5.2. Network Technologies Overview

As is the case in every other section of this book, the faster or better the technology, the more expensive it is. But this should not stop you from cobbling together older technology to make it a bit better than it is at face value.

The first example of this is Beowulf. The original design goal of Beowulf was to take existing, low cost technology and create a supercomputer out of it. To do this, machines were networked together using Ethernet running at 10 megabit. Since this is too slow to have good communication between the nodes, the team did something different - bonded two 10 megabit cards together to create one 20 megabit connection.
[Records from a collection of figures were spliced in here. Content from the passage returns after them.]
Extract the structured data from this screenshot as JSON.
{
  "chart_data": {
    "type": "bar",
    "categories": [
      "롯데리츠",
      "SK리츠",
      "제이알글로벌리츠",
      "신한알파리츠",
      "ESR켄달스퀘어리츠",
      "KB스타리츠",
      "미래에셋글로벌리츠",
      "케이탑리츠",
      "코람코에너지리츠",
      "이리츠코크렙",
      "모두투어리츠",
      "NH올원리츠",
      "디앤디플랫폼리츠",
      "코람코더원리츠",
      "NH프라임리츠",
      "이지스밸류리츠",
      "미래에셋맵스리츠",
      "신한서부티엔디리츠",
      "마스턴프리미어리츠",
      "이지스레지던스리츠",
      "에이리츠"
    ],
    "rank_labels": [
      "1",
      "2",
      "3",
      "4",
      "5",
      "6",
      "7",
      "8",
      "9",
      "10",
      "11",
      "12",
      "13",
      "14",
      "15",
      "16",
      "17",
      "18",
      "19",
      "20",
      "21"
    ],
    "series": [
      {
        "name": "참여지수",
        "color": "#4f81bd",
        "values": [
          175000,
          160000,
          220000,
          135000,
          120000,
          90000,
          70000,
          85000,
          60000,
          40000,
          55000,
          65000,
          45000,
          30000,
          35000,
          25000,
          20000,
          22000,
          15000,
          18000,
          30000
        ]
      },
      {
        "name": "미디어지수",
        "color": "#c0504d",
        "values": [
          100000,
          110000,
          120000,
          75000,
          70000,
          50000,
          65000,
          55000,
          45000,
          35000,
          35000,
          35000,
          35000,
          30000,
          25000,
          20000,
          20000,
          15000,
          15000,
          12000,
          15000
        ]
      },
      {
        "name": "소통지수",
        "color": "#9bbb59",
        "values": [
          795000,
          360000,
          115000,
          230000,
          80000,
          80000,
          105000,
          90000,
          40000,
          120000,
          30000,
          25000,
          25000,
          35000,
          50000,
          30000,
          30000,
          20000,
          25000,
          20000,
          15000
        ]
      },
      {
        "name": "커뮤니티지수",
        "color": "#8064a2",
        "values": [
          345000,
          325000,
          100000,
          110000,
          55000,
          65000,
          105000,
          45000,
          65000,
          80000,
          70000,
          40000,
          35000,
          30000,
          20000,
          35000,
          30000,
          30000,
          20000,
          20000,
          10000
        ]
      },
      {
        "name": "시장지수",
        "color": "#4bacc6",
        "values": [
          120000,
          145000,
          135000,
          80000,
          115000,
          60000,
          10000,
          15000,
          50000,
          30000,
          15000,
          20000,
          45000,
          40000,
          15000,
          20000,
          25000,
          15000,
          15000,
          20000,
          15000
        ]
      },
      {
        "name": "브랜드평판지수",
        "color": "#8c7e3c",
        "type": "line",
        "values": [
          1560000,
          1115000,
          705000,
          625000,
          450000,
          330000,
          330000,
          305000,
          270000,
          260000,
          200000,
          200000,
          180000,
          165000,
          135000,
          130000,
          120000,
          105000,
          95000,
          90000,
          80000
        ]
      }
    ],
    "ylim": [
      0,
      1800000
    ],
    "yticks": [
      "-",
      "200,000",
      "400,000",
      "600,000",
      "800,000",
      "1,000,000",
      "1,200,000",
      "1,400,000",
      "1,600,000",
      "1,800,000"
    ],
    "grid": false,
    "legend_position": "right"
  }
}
This can be done in software, and doubled the performance of a system that would have cost too much to upgrade to 100 megabit connection per machine.

These days, 100 megabit connections are standard for most machines, with the cost of these cards being under $75US per card. Much like the cards of a few years ago had faster counterparts, so do today's cards. Gigabit Ethernet over copper or fiber is available for those who want to spend a few hundred dollars. If you want to get really outrageous and spend a few thousand dollars, you can get a proprietary, high speed (2GB), low latency network technology called Myrinet. Myrinet is really designed for clusters, mostly due to the high cost per server, and dropping down from this networking technology to standard Ethernet would lose many of the Myrinet advantages.

Standard Ethernet works with a card, a hub, switch or router, and a cable to connect it all together. The card acts as an interface between the system and the Ethernet bus, and there are a variety of cards available, each with varying interface chips, memory, boot roms, and prices. To explain the difference between hubs, switches, and routers, we have to take a look at Ethernet, TCP/IP, and layering.

When a packet of data leaves a web server to talk to the web browser, it is a TCP/IP packet. That TCP/IP packet is encapsulated within an Ethernet packet. An Ethernet packet is destined only for the local network, and the TCP/IP packet will be re-encapsulated if it has to go on another network. The TCP/IP packet contains the source and destination TCP/IP addresses for the packet, while the Ethernet packet contains the source and destination addresses for only the local network.

A hub is an unintelligent device in that if one port of the hub gets a packet, all other ports on the hub will receive that packet. Due to this, most hubs are very inexpensive, but have poor performance, especially as the load increases. A switch, on the other hand, knows what Ethernet devices exist on each port and can quickly route Ethernet traffic between ports. If a packet comes in on port one, and the switch knows the packet is destined to a machine on port twelve, the switch will send the packet only to port twelve. None of the other ports will see the packet. As a result, the cost for a switch is higher, but allows greater bandwidth for devices connected to the switch.

Both hubs and switches work on the Ethernet layer, so they only look at the Ethernet wrapper for the packet and work only on packets that are in the local network. When you want to connect two networks together, or connect to the Internet, you require a router. The router opens the Ethernet envelope, then takes a look at the source and destination of the TCP/IP packet and sends the packet to the appropriate interface. The nice thing about routers is that the interfaces on it does not have to be Ethernet. Many routers combine an Ethernet port and T1 CSU/DSU, or Ethernet and Fiber, and so on. The router re-addresses the TCP/IP packet to go from one phyical media to another. Routers usually have to have a good bit of brains in them to handle the packet re-writing, dynamic routing, and also requires things like SNMP management and some interface for the user to talk to it. Thus, routers will be more expensive than hubs or switches. Linux can act as a router as well, also tying in technologies like IP Masquerading and packet filtering. In some cases, a dedicated Linux box can perform routing less expensively than a standalone router, since most of the "brains" of being a router is already in Linux.